Five years in, and now in its third touring appearance in Chicago, The Book of Mormon’s audiences presumably know what they’re in for. That doesn’t mean the show has lost its ability to generate electric jolts. The irreverent musical by South Park honchos Trey Parker and Matt Stone and Frozen composer Robert Lopez, equal parts foul-mouthed, gleefully blasphemous and sweet-natured, still knows just how to ring our bells with its culture clash of Mormon missionaries out of their depth in deeply depressed northern Uganda.
The current touring cast doesn’t quite live up to the high bar set in 2012 by the original Chicago ensemble led by Nic Rouleau and Ben Platt, still the best I’ve seen in this show (including the original Broadway cast). But the fine leads here do bring some new shadings to their characters; Ryan Bondy’s upstanding Elder Price displays an unsettling and slightly dark intensity, and Cody Jamison Strand’s take on the misfit Elder Cunningham finds a middle way between Josh Gad’s cartoon spazziness and Platt’s sweetness.
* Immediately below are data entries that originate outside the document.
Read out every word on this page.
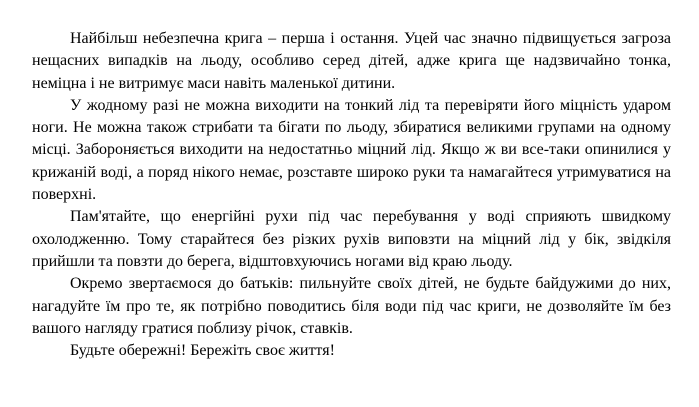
Найбільш небезпечна крига – перша і остання. Уцей час значно підвищується загроза нещасних випадків на льоду, особливо серед дітей, адже крига ще надзвичайно тонка, неміцна і не витримує маси навіть маленької дитини.

У жодному разі не можна виходити на тонкий лід та перевіряти його міцність ударом ноги. Не можна також стрибати та бігати по льоду, збиратися великими групами на одному місці. Забороняється виходити на недостатньо міцний лід. Якщо ж ви все-таки опинилися у крижаній воді, а поряд нікого немає, розставте широко руки та намагайтеся утримуватися на поверхні.

Пам'ятайте, що енергійні рухи під час перебування у воді сприяють швидкому охолодженню. Тому старайтеся без різких рухів виповзти на міцний лід у бік, звідкіля прийшли та повзти до берега, відштовхуючись ногами від краю льоду.

Окремо звертаємося до батьків: пильнуйте своїх дітей, не будьте байдужими до них, нагадуйте їм про те, як потрібно поводитись біля води під час криги, не дозволяйте їм без вашого нагляду гратися поблизу річок, ставків.

Будьте обережні! Бережіть своє життя!
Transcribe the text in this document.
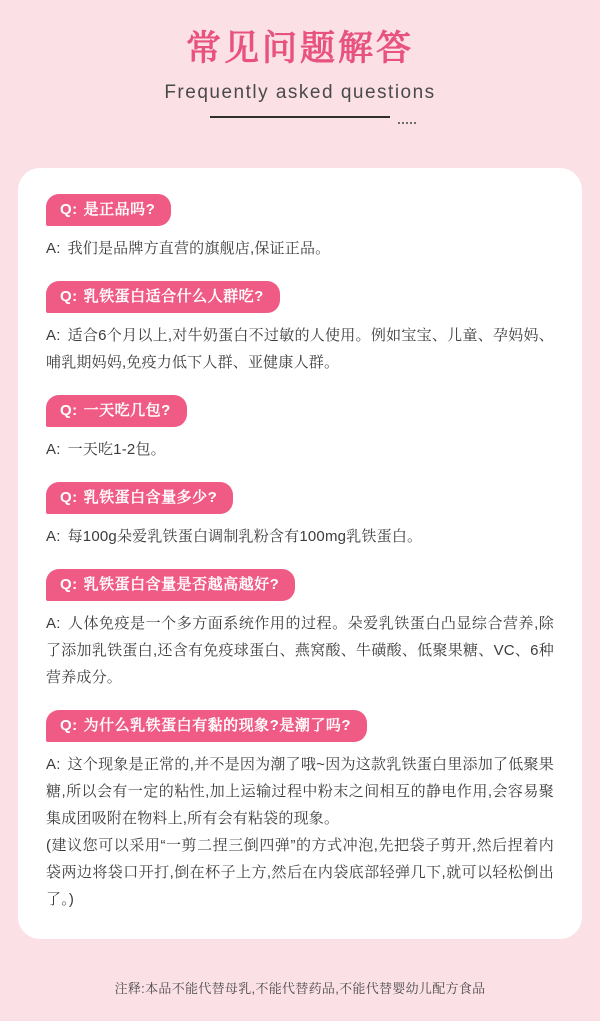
常见问题解答
Frequently asked questions
Q: 是正品吗?
A: 我们是品牌方直营的旗舰店,保证正品。
Q: 乳铁蛋白适合什么人群吃?
A: 适合6个月以上,对牛奶蛋白不过敏的人使用。例如宝宝、儿童、孕妈妈、哺乳期妈妈,免疫力低下人群、亚健康人群。
Q: 一天吃几包?
A: 一天吃1-2包。
Q: 乳铁蛋白含量多少?
A: 每100g朵爱乳铁蛋白调制乳粉含有100mg乳铁蛋白。
Q: 乳铁蛋白含量是否越高越好?
A: 人体免疫是一个多方面系统作用的过程。朵爱乳铁蛋白凸显综合营养,除了添加乳铁蛋白,还含有免疫球蛋白、燕窝酸、牛磺酸、低聚果糖、VC、6种营养成分。
Q: 为什么乳铁蛋白有黏的现象?是潮了吗?
A: 这个现象是正常的,并不是因为潮了哦~因为这款乳铁蛋白里添加了低聚果糖,所以会有一定的粘性,加上运输过程中粉末之间相互的静电作用,会容易聚集成团吸附在物料上,所有会有粘袋的现象。
(建议您可以采用“一剪二捏三倒四弹”的方式冲泡,先把袋子剪开,然后捏着内袋两边将袋口开打,倒在杯子上方,然后在内袋底部轻弹几下,就可以轻松倒出了。)
注释:本品不能代替母乳,不能代替药品,不能代替婴幼儿配方食品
The production remains as sharp as ever, and the clever script and score impress anew with their canny mix of Pythonesque ridiculousness, keen social commentary and astute homage to the musical-theater canon. (Having seen a couple of stagings of The King & I since my last viewing only reinforced for me how dead-on is Parker, Lopez and Stone’s skewering of the former’s “Small House of Uncle Thomas” sequence.) For worshipers of musicals, The Book of Mormon remains a sacred text.
The PrivateBank Theatre. Book, music and lyrics by Trey Parker, Robert Lopez and Matt Stone. Directed by Casey Nicholaw and Trey Parker. With Ryan Bondy, Cody Jamison Strand, Candace Quarrels. Running time: 2hrs 30mins; one intermission.